Jeremy Clarke Jeremy Clarke

Low life: Unfit to walk Dartmoor

issue 01 June 2013

On bank holiday Monday my brother and I, and my brother’s three Border terriers, went for a day-long walk on Dartmoor. We weren’t the only ones up there. And I often wonder whether the hardy, reclusive souls who live up there, having endured another long winter, aren’t a little peeved to find their peace shattered by the walkers, cyclists and day trippers who swarm all over the place at the first sign of spring.

But to our credit, we at least looked the part. Clown that I am, I was head to foot in lightweight, quick-drying walking clobber, my suede walking shoes made in Germany, and on my back a snug-fitting, 15-litre daysack.
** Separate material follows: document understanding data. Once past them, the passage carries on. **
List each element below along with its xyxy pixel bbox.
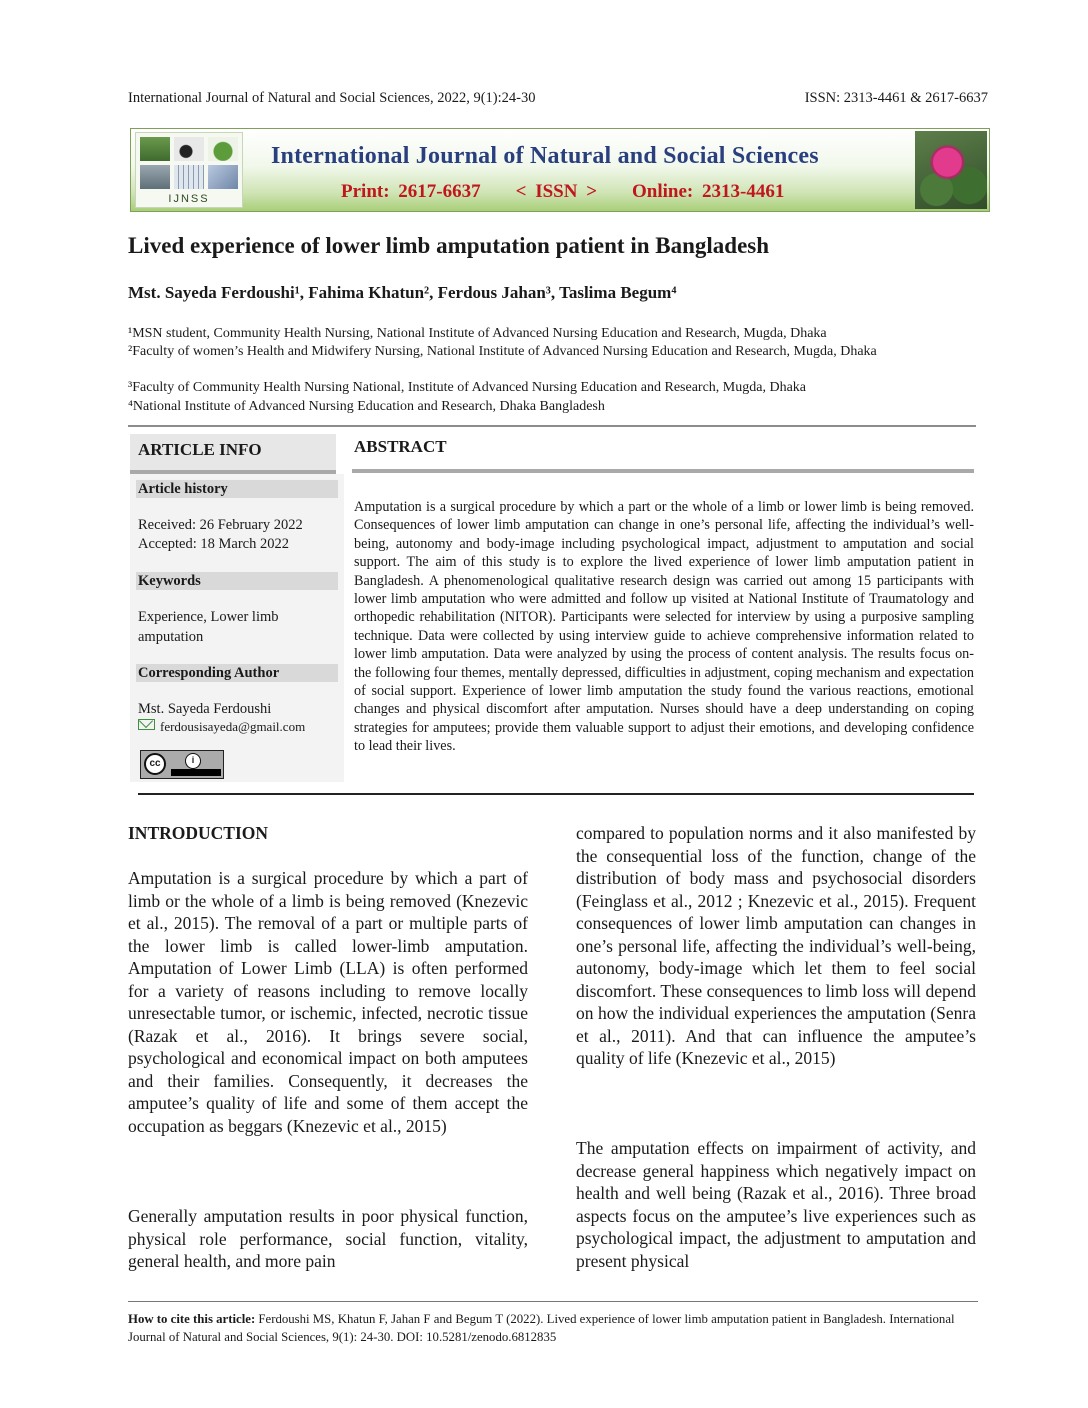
accepted-date: Accepted: 18 March 2022 bbox=[138, 536, 289, 552]
email-icon bbox=[138, 719, 155, 730]
citation-text: Ferdoushi MS, Khatun F, Jahan F and Begum T (2022). Lived experience of lower limb amputation patient in Bangladesh. International Journal of Natural and Social Sciences, 9(1): 24-30. DOI: 10.5281/zenodo.6812835 bbox=[128, 1312, 955, 1344]
logo-fish-image bbox=[140, 165, 170, 189]
article-history-label: Article history bbox=[136, 480, 338, 498]
journal-banner bbox=[130, 128, 990, 212]
logo-text: IJNSS bbox=[168, 193, 210, 205]
article-title: Lived experience of lower limb amputation patient in Bangladesh bbox=[128, 233, 770, 258]
flower-image bbox=[915, 131, 987, 209]
divider-middle bbox=[138, 793, 974, 795]
corresponding-author-label: Corresponding Author bbox=[136, 664, 338, 682]
logo-animal-image bbox=[174, 137, 204, 161]
received-date: Received: 26 February 2022 bbox=[138, 517, 303, 533]
article-authors: Mst. Sayeda Ferdoushi¹, Fahima Khatun², Ferdous Jahan³, Taslima Begum⁴ bbox=[128, 283, 677, 302]
running-header-journal: International Journal of Natural and Social Sciences, 2022, 9(1):24-30 bbox=[128, 90, 536, 106]
logo-plant-image bbox=[140, 137, 170, 161]
abstract-rule bbox=[352, 469, 974, 473]
article-info-heading: ARTICLE INFO bbox=[130, 434, 336, 472]
affiliation-2: ²Faculty of women’s Health and Midwifery Nursing, National Institute of Advanced Nursing Education and Research, Mugda, Dhaka bbox=[128, 344, 877, 359]
citation-footer bbox=[128, 1310, 984, 1346]
introduction-heading: INTRODUCTION bbox=[128, 823, 269, 843]
abstract-text: Amputation is a surgical procedure by which a part or the whole of a limb or lower limb is being removed. Consequences of lower limb amputation can change in one’s personal life, affecting the individual’s well-being, autonomy and body-image including psychological impact, adjustment to amputation and social support. The aim of this study is to explore the lived experience of lower limb amputation patient in Bangladesh. A phenomenological qualitative research design was carried out among 15 participants with lower limb amputation who were admitted and follow up visited at National Institute of Traumatology and orthopedic rehabilitation (NITOR). Participants were selected for interview by using a purposive sampling technique. Data were collected by using interview guide to achieve comprehensive information related to lower limb amputation. Data were analyzed by using the process of content analysis. The results focus on- the following four themes, mentally depressed, difficulties in adjustment, coping mechanism and expectation of social support. Experience of lower limb amputation the study found the various reactions, emotional changes and physical discomfort after amputation. Nurses should have a deep understanding on coping strategies for amputees; provide them valuable support to adjust their emotions, and developing confidence to lead their lives. bbox=[354, 499, 974, 755]
intro-paragraph-1: Amputation is a surgical procedure by which a part of limb or the whole of a limb is being removed (Knezevic et al., 2015). The removal of a part or multiple parts of the lower limb is called lower-limb amputation. Amputation of Lower Limb (LLA) is often performed for a variety of reasons including to remove locally unresectable tumor, or ischemic, infected, necrotic tissue (Razak et al., 2016). It brings severe social, psychological and economical impact on both amputees and their families. Consequently, it decreases the amputee’s quality of life and some of them accept the occupation as beggars (Knezevic et al., 2015) bbox=[128, 868, 528, 1136]
affiliation-1: ¹MSN student, Community Health Nursing, National Institute of Advanced Nursing Education and Research, Mugda, Dhaka bbox=[128, 326, 827, 341]
abstract-heading: ABSTRACT bbox=[354, 437, 447, 456]
corresponding-author-name: Mst. Sayeda Ferdoushi bbox=[138, 701, 272, 717]
keywords-text: Experience, Lower limb amputation bbox=[138, 609, 279, 645]
affiliation-4: ⁴National Institute of Advanced Nursing Education and Research, Dhaka Bangladesh bbox=[128, 399, 605, 414]
citation-label: How to cite this article: bbox=[128, 1312, 256, 1326]
intro-paragraph-2: Generally amputation results in poor physical function, physical role performance, social function, vitality, general health, and more pain bbox=[128, 1206, 528, 1271]
journal-banner-title: International Journal of Natural and Social Sciences bbox=[271, 143, 819, 169]
intro-paragraph-4: The amputation effects on impairment of activity, and decrease general happiness which negatively impact on health and well being (Razak et al., 2016). Three broad aspects focus on the amputee’s live experiences such as psychological impact, the adjustment to amputation and present physical bbox=[576, 1138, 976, 1271]
logo-chart-image bbox=[174, 165, 204, 189]
intro-paragraph-3: compared to population norms and it also manifested by the consequential loss of the function, change of the distribution of body mass and psychosocial disorders (Feinglass et al., 2012 ; Knezevic et al., 2015). Frequent consequences of lower limb amputation can changes in one’s personal life, affecting the individual’s well-being, autonomy, body-image which let them to feel social discomfort. These consequences to limb loss will depend on how the individual experiences the amputation (Senra et al., 2011). And that can influence the amputee’s quality of life (Knezevic et al., 2015) bbox=[576, 823, 976, 1068]
divider-top bbox=[128, 425, 976, 427]
corresponding-author-email[interactable]: ferdousisayeda@gmail.com bbox=[160, 719, 306, 734]
license-strip bbox=[171, 769, 221, 776]
journal-banner-issn: Print: 2617-6637 < ISSN > Online: 2313-4461 bbox=[341, 181, 785, 202]
affiliation-3: ³Faculty of Community Health Nursing National, Institute of Advanced Nursing Education and Research, Mugda, Dhaka bbox=[128, 380, 806, 395]
journal-logo bbox=[135, 132, 243, 208]
footer-rule bbox=[128, 1301, 978, 1302]
logo-people-image bbox=[208, 165, 238, 189]
cc-icon: cc bbox=[144, 753, 166, 775]
logo-leaf-image bbox=[208, 137, 238, 161]
cc-by-license-icon[interactable] bbox=[140, 750, 224, 779]
by-icon: i bbox=[185, 753, 201, 769]
running-header-issn: ISSN: 2313-4461 & 2617-6637 bbox=[804, 90, 988, 106]
article-info-rule bbox=[130, 470, 336, 474]
keywords-label: Keywords bbox=[136, 572, 338, 590]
The day before I’d sat in a busy barber’s chair and told him to give me whatever it was that the kids who wear their hair short are asking for these days. They are asking for a ‘Hitler Youth’ apparently, and five minutes later I emerged from his shop with closely shorn back and sides and a ruler-straight parting. So I was every inch the pre-war Wandervogel.

My brother wore walking boots, but otherwise doesn’t need specialist gear to look the part. He is a strapping, rugby-playing policeman and judo black belt with biceps bigger and rounder than my calves. Next month he’s off to Northern Ireland to earn some of the £50 million that the security operation for the rash G8 summit is going to cost us. One day last week police instructors threw petrol bombs at him all afternoon.

I must mention the dogs, too. My brother had stripped out their winter coats and they looked as lithe and lean as racing snakes, and a credit to the breed, though if there was any well-rotted cow manure lying about, Ruby in particular wolfed down as much as she could before my brother noticed and started yelling.